En medio de tanto discurso exaltado sobre la situación que se vive en la frontera con Venezuela recordé un pasaje de El mundo de ayer, uno de mis libros favoritos.
Allí cuenta Stefan Zweig que cuando fue al frente de batalla, en 1915, se encontró con un grupo de prisioneros rusos custodiados por soldados austríacos que se comportaban como camaradas, a pesar de ser enemigos. Tuve entonces la convicción, dice Zweig, de que aquellos hombres simples tenían de la guerra un sentimiento mucho más justo que nuestros políticos, intelectuales y poetas: sabían que la guerra “era una desgracia que se había abalanzado contra ellos y ante la cual no podían hacer nada y que todos los que habían caído en esa desgracia eran como hermanos”.
Guardadas las proporciones, tengo la impresión de que en la frontera colombo-venezolana pasa algo similar: los pobladores que allí habitan no solo se sienten iguales, sino que perciben los conflictos entre sus países como una calamidad.

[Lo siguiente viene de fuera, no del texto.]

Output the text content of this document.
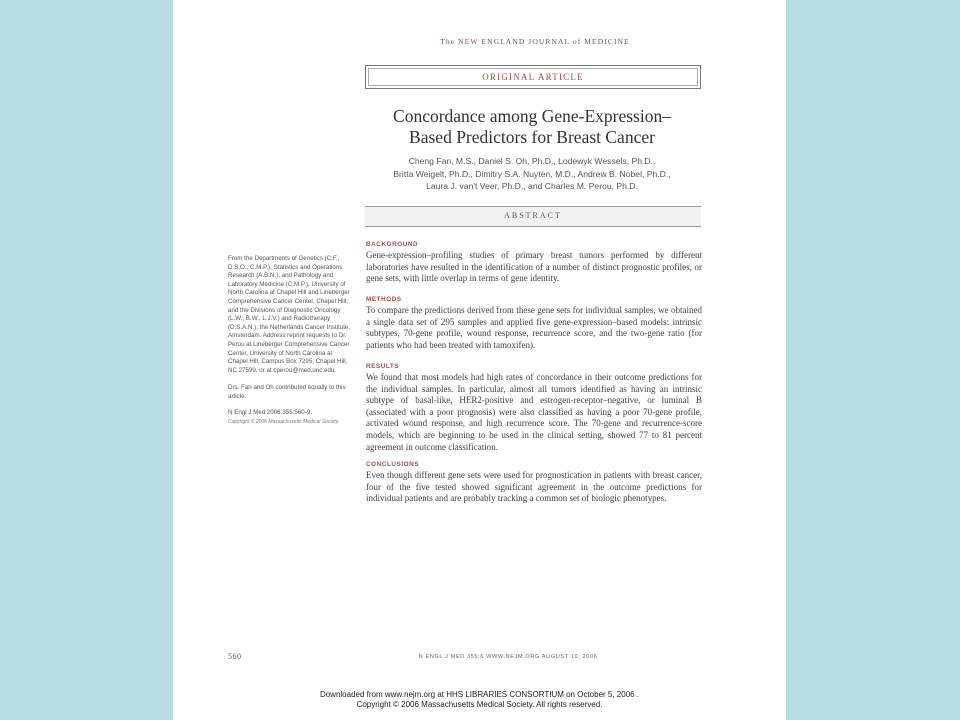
The NEW ENGLAND JOURNAL of MEDICINE
ORIGINAL ARTICLE
Concordance among Gene-Expression–
Based Predictors for Breast Cancer
Cheng Fan, M.S., Daniel S. Oh, Ph.D., Lodewyk Wessels, Ph.D.,
Britta Weigelt, Ph.D., Dimitry S.A. Nuyten, M.D., Andrew B. Nobel, Ph.D.,
Laura J. van't Veer, Ph.D., and Charles M. Perou, Ph.D.
ABSTRACT
BACKGROUND
Gene-expression–profiling studies of primary breast tumors performed by different laboratories have resulted in the identification of a number of distinct prognostic profiles, or gene sets, with little overlap in terms of gene identity.
METHODS
To compare the predictions derived from these gene sets for individual samples, we obtained a single data set of 295 samples and applied five gene-expression–based models: intrinsic subtypes, 70-gene profile, wound response, recurrence score, and the two-gene ratio (for patients who had been treated with tamoxifen).
RESULTS
We found that most models had high rates of concordance in their outcome predictions for the individual samples. In particular, almost all tumors identified as having an intrinsic subtype of basal-like, HER2-positive and estrogen-receptor–negative, or luminal B (associated with a poor prognosis) were also classified as having a poor 70-gene profile, activated wound response, and high recurrence score. The 70-gene and recurrence-score models, which are beginning to be used in the clinical setting, showed 77 to 81 percent agreement in outcome classification.
CONCLUSIONS
Even though different gene sets were used for prognostication in patients with breast cancer, four of the five tested showed significant agreement in the outcome predictions for individual patients and are probably tracking a common set of biologic phenotypes.
From the Departments of Genetics (C.F., D.S.O., C.M.P.), Statistics and Operations Research (A.B.N.), and Pathology and Laboratory Medicine (C.M.P.), University of North Carolina at Chapel Hill and Lineberger Comprehensive Cancer Center, Chapel Hill; and the Divisions of Diagnostic Oncology (L.W., B.W., L.J.V.) and Radiotherapy (D.S.A.N.), the Netherlands Cancer Institute, Amsterdam. Address reprint requests to Dr. Perou at Lineberger Comprehensive Cancer Center, University of North Carolina at Chapel Hill, Campus Box 7295, Chapel Hill, NC 27599, or at cperou@med.unc.edu.
Drs. Fan and Oh contributed equally to this article.
N Engl J Med 2006;355:560-9.
Copyright © 2006 Massachusetts Medical Society.
560	N ENGL J MED 355;6 WWW.NEJM.ORG AUGUST 10, 2006
Downloaded from www.nejm.org at HHS LIBRARIES CONSORTIUM on October 5, 2006 .
Copyright © 2006 Massachusetts Medical Society. All rights reserved.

Entre Cúcuta y Maicao existe un gran mercado ilegal que se alimenta de la porosidad de la frontera. Se calcula que allí hay unos 30.000 pimpineros que venden gasolina de contrabando, 6.000 de ellos en Norte de Santander. El contrabando de productos básicos, para no hablar de drogas ilícitas, no es menor. Por encima de estos cientos de miles de comerciantes pobres y de ciudadanos que simplemente aprovechan la diferencia cambiaria, operan las grandes mafias, que son más poderosas que los propios Estados. Toda esta ilegalidad funcionaba con relativa tranquilidad hasta que llegaron los problemas de desabastecimiento en Venezuela, originados en la incompetencia del régimen chavista.
En medio de esa situación ocurrió esta semana la expulsión despótica de los pobladores colombianos. La manera como fue tratada esta gente merece por supuesto todo el repudio de la comunidad internacional, del Gobierno y de la opinión publica. Esta es una prueba más de que el socialismo chavista no defiende a los pobres en general, sino a los pobres que lo apoyan. Los demás son tratados con barbaridad, peor aún si son colombianos.
Pero también hay que entender que lo ocurrido en la frontera no es un hecho aislado. Por el contrario, es algo ocasionado por la incapacidad de los Estados para controlar el mercado mafioso que prospera en buena parte de ese territorio. Por eso, no es que hoy tengamos algunos problemas en la frontera, como dice la ministra Holguín; es que la frontera misma es un problema: el de una región gobernada por dos Estados ineptos, uno de los cuales promueve la xenofobia para esconder su propia insolvencia.
Es por eso lamentable que este incidente, ocasionado por Nicolás Maduro y aprovechado políticamente por Álvaro Uribe, esté sirviendo para fortalecer los discursos populistas de estos dos líderes, ahora coreados por cientos de periodistas que quieren resolver el asunto, entre la zalamería y la cólera, como si estuvieran en un reality. Estamos a punto de romper relaciones diplomáticas y de que la mirada patriotera se imponga. Así llegaremos a la paradoja de una frontera en donde dos Estados fallidos (al menos allí) se pelean invocando sus respectivas patrias de papel. A nadie beneficiaría más esa ruptura que al uribismo y al chavismo, dos enemigos que, como sabemos, se fortalecen en la medida en la que se atacan.
Así pues, las víctimas de todo esto son los habitantes pobres de la frontera, que durante décadas, por no decir siglos, han vivido del contrabando, como parte de una misma cultura y de una misma nacionalidad híbrida. Son ellos, como diría Zweig, los que mejor entienden lo que está pasando allí: una desgracia contra la cual nada pueden hacer.